Aleg DPRD Jabar Usulkan Buka Call Center Jelang ASO

BANDUNG – Pelaksanaan Analog Switch Off (ASO) tahap 1 sudah di depan mata. Pada tanggal 30 April 2022, sebanyak 12 Kabupaten Kota di Jawa Barat akan mematikan siaran analog.

Meskipun upaya sosialisasi sudah gencar dilakukan oleh pemerintah, namun tetap ada peluang warga Jawa Barat yang belum terinformasikan terkait ASO. Selain itu, tidak tertutup kemungkinan warga belum mengerti penggunaan set top box guna menangkap siaran digital. Maka dari itu, Sadar Muslihat, anggota Komisi 1 DPRD Jabar menyarankan KPID membuka call center guna menjawab kebingungan masyarakat.

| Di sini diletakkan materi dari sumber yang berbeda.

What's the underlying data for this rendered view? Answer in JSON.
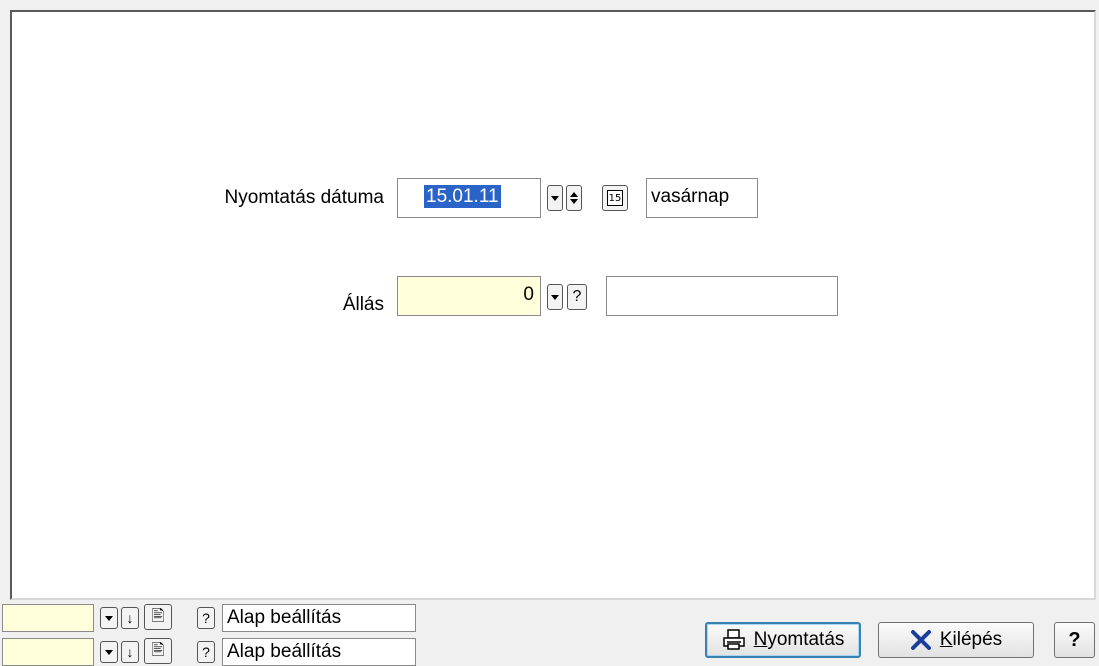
{
  "form": {
    "print_date": {
      "label": "Nyomtatás dátuma",
      "value": "15.01.11",
      "weekday": "vasárnap"
    },
    "position": {
      "label": "Állás",
      "value": "0",
      "description": "",
      "help_label": "?"
    }
  },
  "bottom_rows": [
    {
      "value": "",
      "help_label": "?",
      "preset": "Alap beállítás"
    },
    {
      "value": "",
      "help_label": "?",
      "preset": "Alap beállítás"
    }
  ],
  "buttons": {
    "print": {
      "underlined": "N",
      "rest": "yomtatás"
    },
    "exit": {
      "underlined": "K",
      "rest": "ilépés"
    },
    "help": "?"
  },
  "colors": {
    "required_field": "#ffffdc",
    "selection": "#2a64c8",
    "exit_icon": "#1a3e9c"
  }
}
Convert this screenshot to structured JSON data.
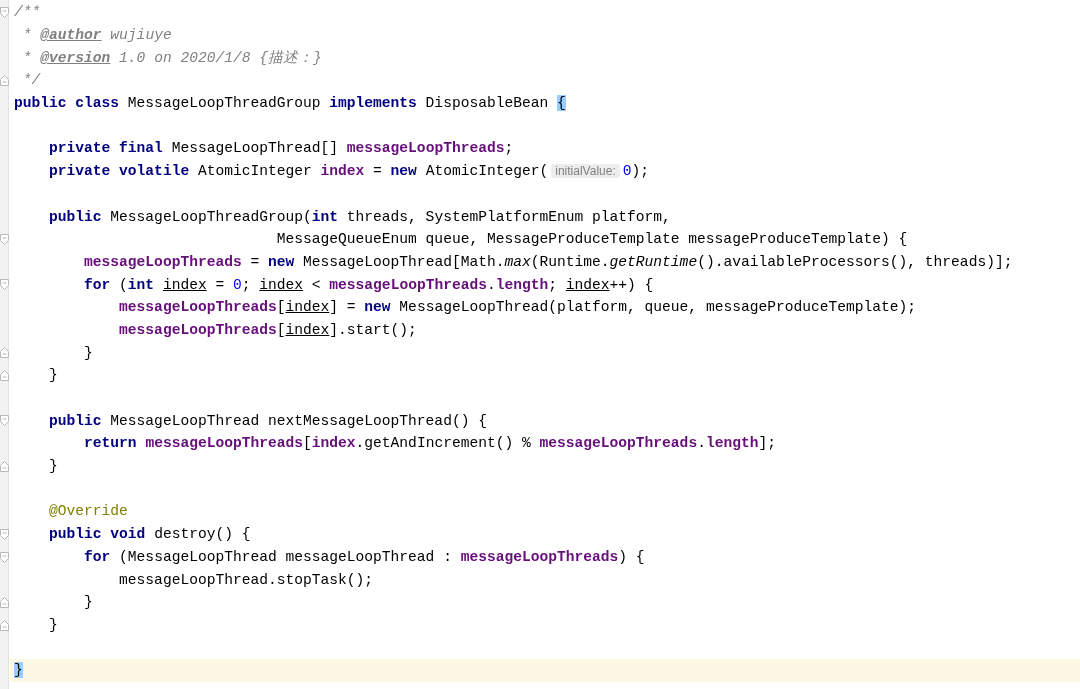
{
  "editor": {
    "blocks": [
      {
        "lines": [
          {
            "fold_open": true,
            "tokens": [
              {
                "kind": "comment",
                "text": "/**"
              }
            ]
          },
          {
            "tokens": [
              {
                "kind": "comment",
                "text": " * "
              },
              {
                "kind": "doctag",
                "text": "@author"
              },
              {
                "kind": "comment",
                "text": " wujiuye"
              }
            ]
          },
          {
            "tokens": [
              {
                "kind": "comment",
                "text": " * "
              },
              {
                "kind": "doctag",
                "text": "@version"
              },
              {
                "kind": "comment",
                "text": " 1.0 on 2020/1/8 {描述：}"
              }
            ]
          },
          {
            "fold_close": true,
            "tokens": [
              {
                "kind": "comment",
                "text": " */"
              }
            ]
          },
          {
            "tokens": [
              {
                "kind": "kw",
                "text": "public class"
              },
              {
                "kind": "plain",
                "text": " MessageLoopThreadGroup "
              },
              {
                "kind": "kw",
                "text": "implements"
              },
              {
                "kind": "plain",
                "text": " DisposableBean "
              },
              {
                "kind": "match",
                "text": "{"
              }
            ]
          }
        ]
      },
      {
        "lines": [
          {
            "tokens": [
              {
                "kind": "kw",
                "text": "    private final"
              },
              {
                "kind": "plain",
                "text": " MessageLoopThread[] "
              },
              {
                "kind": "field",
                "text": "messageLoopThreads"
              },
              {
                "kind": "plain",
                "text": ";"
              }
            ]
          },
          {
            "tokens": [
              {
                "kind": "kw",
                "text": "    private volatile"
              },
              {
                "kind": "plain",
                "text": " AtomicInteger "
              },
              {
                "kind": "field",
                "text": "index"
              },
              {
                "kind": "plain",
                "text": " = "
              },
              {
                "kind": "kw",
                "text": "new"
              },
              {
                "kind": "plain",
                "text": " AtomicInteger("
              },
              {
                "kind": "hint",
                "text": "initialValue:"
              },
              {
                "kind": "num",
                "text": "0"
              },
              {
                "kind": "plain",
                "text": ");"
              }
            ]
          }
        ]
      },
      {
        "lines": [
          {
            "tokens": [
              {
                "kind": "kw",
                "text": "    public"
              },
              {
                "kind": "plain",
                "text": " MessageLoopThreadGroup("
              },
              {
                "kind": "kw",
                "text": "int"
              },
              {
                "kind": "plain",
                "text": " threads, SystemPlatformEnum platform,"
              }
            ]
          },
          {
            "fold_open": true,
            "tokens": [
              {
                "kind": "plain",
                "text": "                              MessageQueueEnum queue, MessageProduceTemplate messageProduceTemplate) {"
              }
            ]
          },
          {
            "tokens": [
              {
                "kind": "field",
                "text": "        messageLoopThreads"
              },
              {
                "kind": "plain",
                "text": " = "
              },
              {
                "kind": "kw",
                "text": "new"
              },
              {
                "kind": "plain",
                "text": " MessageLoopThread[Math."
              },
              {
                "kind": "static",
                "text": "max"
              },
              {
                "kind": "plain",
                "text": "(Runtime."
              },
              {
                "kind": "static",
                "text": "getRuntime"
              },
              {
                "kind": "plain",
                "text": "().availableProcessors(), threads)];"
              }
            ]
          },
          {
            "fold_open": true,
            "tokens": [
              {
                "kind": "kw",
                "text": "        for"
              },
              {
                "kind": "plain",
                "text": " ("
              },
              {
                "kind": "kw",
                "text": "int "
              },
              {
                "kind": "local",
                "text": "index"
              },
              {
                "kind": "plain",
                "text": " = "
              },
              {
                "kind": "num",
                "text": "0"
              },
              {
                "kind": "plain",
                "text": "; "
              },
              {
                "kind": "local",
                "text": "index"
              },
              {
                "kind": "plain",
                "text": " < "
              },
              {
                "kind": "field",
                "text": "messageLoopThreads"
              },
              {
                "kind": "plain",
                "text": "."
              },
              {
                "kind": "field",
                "text": "length"
              },
              {
                "kind": "plain",
                "text": "; "
              },
              {
                "kind": "local",
                "text": "index"
              },
              {
                "kind": "plain",
                "text": "++) {"
              }
            ]
          },
          {
            "tokens": [
              {
                "kind": "field",
                "text": "            messageLoopThreads"
              },
              {
                "kind": "plain",
                "text": "["
              },
              {
                "kind": "local",
                "text": "index"
              },
              {
                "kind": "plain",
                "text": "] = "
              },
              {
                "kind": "kw",
                "text": "new"
              },
              {
                "kind": "plain",
                "text": " MessageLoopThread(platform, queue, messageProduceTemplate);"
              }
            ]
          },
          {
            "tokens": [
              {
                "kind": "field",
                "text": "            messageLoopThreads"
              },
              {
                "kind": "plain",
                "text": "["
              },
              {
                "kind": "local",
                "text": "index"
              },
              {
                "kind": "plain",
                "text": "].start();"
              }
            ]
          },
          {
            "fold_close": true,
            "tokens": [
              {
                "kind": "plain",
                "text": "        }"
              }
            ]
          },
          {
            "fold_close": true,
            "tokens": [
              {
                "kind": "plain",
                "text": "    }"
              }
            ]
          }
        ]
      },
      {
        "lines": [
          {
            "fold_open": true,
            "tokens": [
              {
                "kind": "kw",
                "text": "    public"
              },
              {
                "kind": "plain",
                "text": " MessageLoopThread nextMessageLoopThread() {"
              }
            ]
          },
          {
            "tokens": [
              {
                "kind": "kw",
                "text": "        return "
              },
              {
                "kind": "field",
                "text": "messageLoopThreads"
              },
              {
                "kind": "plain",
                "text": "["
              },
              {
                "kind": "field",
                "text": "index"
              },
              {
                "kind": "plain",
                "text": ".getAndIncrement() % "
              },
              {
                "kind": "field",
                "text": "messageLoopThreads"
              },
              {
                "kind": "plain",
                "text": "."
              },
              {
                "kind": "field",
                "text": "length"
              },
              {
                "kind": "plain",
                "text": "];"
              }
            ]
          },
          {
            "fold_close": true,
            "tokens": [
              {
                "kind": "plain",
                "text": "    }"
              }
            ]
          }
        ]
      },
      {
        "lines": [
          {
            "tokens": [
              {
                "kind": "ann",
                "text": "    @Override"
              }
            ]
          },
          {
            "fold_open": true,
            "tokens": [
              {
                "kind": "kw",
                "text": "    public void"
              },
              {
                "kind": "plain",
                "text": " destroy() {"
              }
            ]
          },
          {
            "fold_open": true,
            "tokens": [
              {
                "kind": "kw",
                "text": "        for"
              },
              {
                "kind": "plain",
                "text": " (MessageLoopThread messageLoopThread : "
              },
              {
                "kind": "field",
                "text": "messageLoopThreads"
              },
              {
                "kind": "plain",
                "text": ") {"
              }
            ]
          },
          {
            "tokens": [
              {
                "kind": "plain",
                "text": "            messageLoopThread.stopTask();"
              }
            ]
          },
          {
            "fold_close": true,
            "tokens": [
              {
                "kind": "plain",
                "text": "        }"
              }
            ]
          },
          {
            "fold_close": true,
            "tokens": [
              {
                "kind": "plain",
                "text": "    }"
              }
            ]
          }
        ]
      },
      {
        "lines": [
          {
            "current": true,
            "tokens": [
              {
                "kind": "match",
                "text": "}"
              }
            ]
          }
        ]
      }
    ]
  }
}
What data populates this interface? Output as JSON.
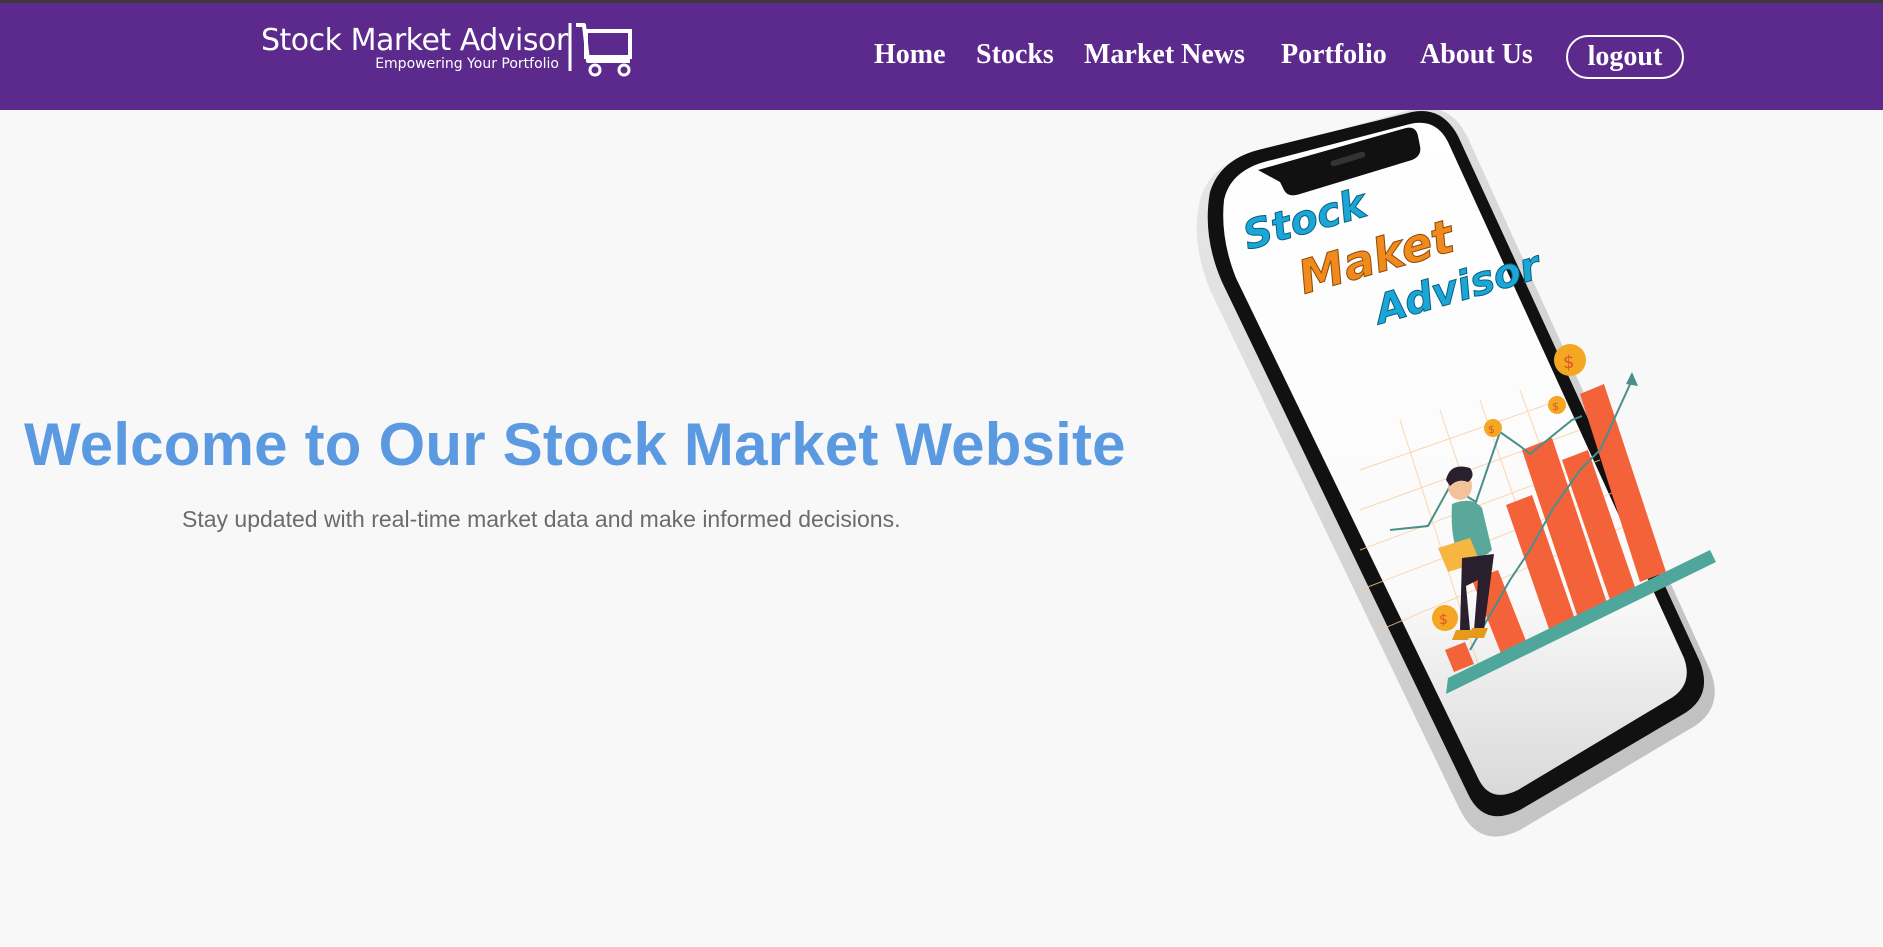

“Call Center bisa menggunakan saluran lembaga penyiaran, kemudian diteruskan ke KPID Jawa Barat” ujar Sadar. Anggota legislatif dari fraksi PKS ini juga menganggap adanya call center dapat menjadi bahan untuk menampung masukan masyarakat.

Sadar berharap adanya Call Center dapat membantu pemetaan masalah seputar ASO. “Harapannya semua kendala di lapangan selama penerapan ASO tahap pertama dapat terpetakan dan dicarikan solusinya sebelum ASO Tahap kedua” tambahnya lagi. Hal ini disampaikan Sadar dalam acara Talkshow “Persiapan Menyambut Analog Switch Off Tahap I” di Radio Tjandra, Kabupaten Cianjur pada Kamis (14/4).

Komisioner KPID Jawa Barat, Jalu Priambodo yang juga turut menghadiri talkshow menyambut baik ide Sadar dan berjanji akan mendiskusikannya secara internal di KPID Jawa Barat.

“Dari hasil kajian KPID Jawa Barat mayoritas masyarakat Jawa Barat sudah mengetahui adanya ASO tahun 2022.” Ujar Jalu. “Pertanyaan yang sering muncul adalah seputar set top box, bagaimana cara mendapatkan dan mengoperasikan.” Tambahnya lagi.

Analog Switch Off merupakan amanah UU No 11 Tahun 2020 tentang Cipta Kerja, yang akan dilaksanakan sepenuhnya pada tanggal 2 November 2022 atau dua tahun setelah berlakunya UU Cipta Kerja. Pelaksanaan ASO dilakukan secara bertahap di seluruh Indonesia. Tahap pertama dilaksanakan tanggal 30 April 2022, tahap kedua tanggal 25 Agustus 2022 dan terakhir tanggal 2 November 2022.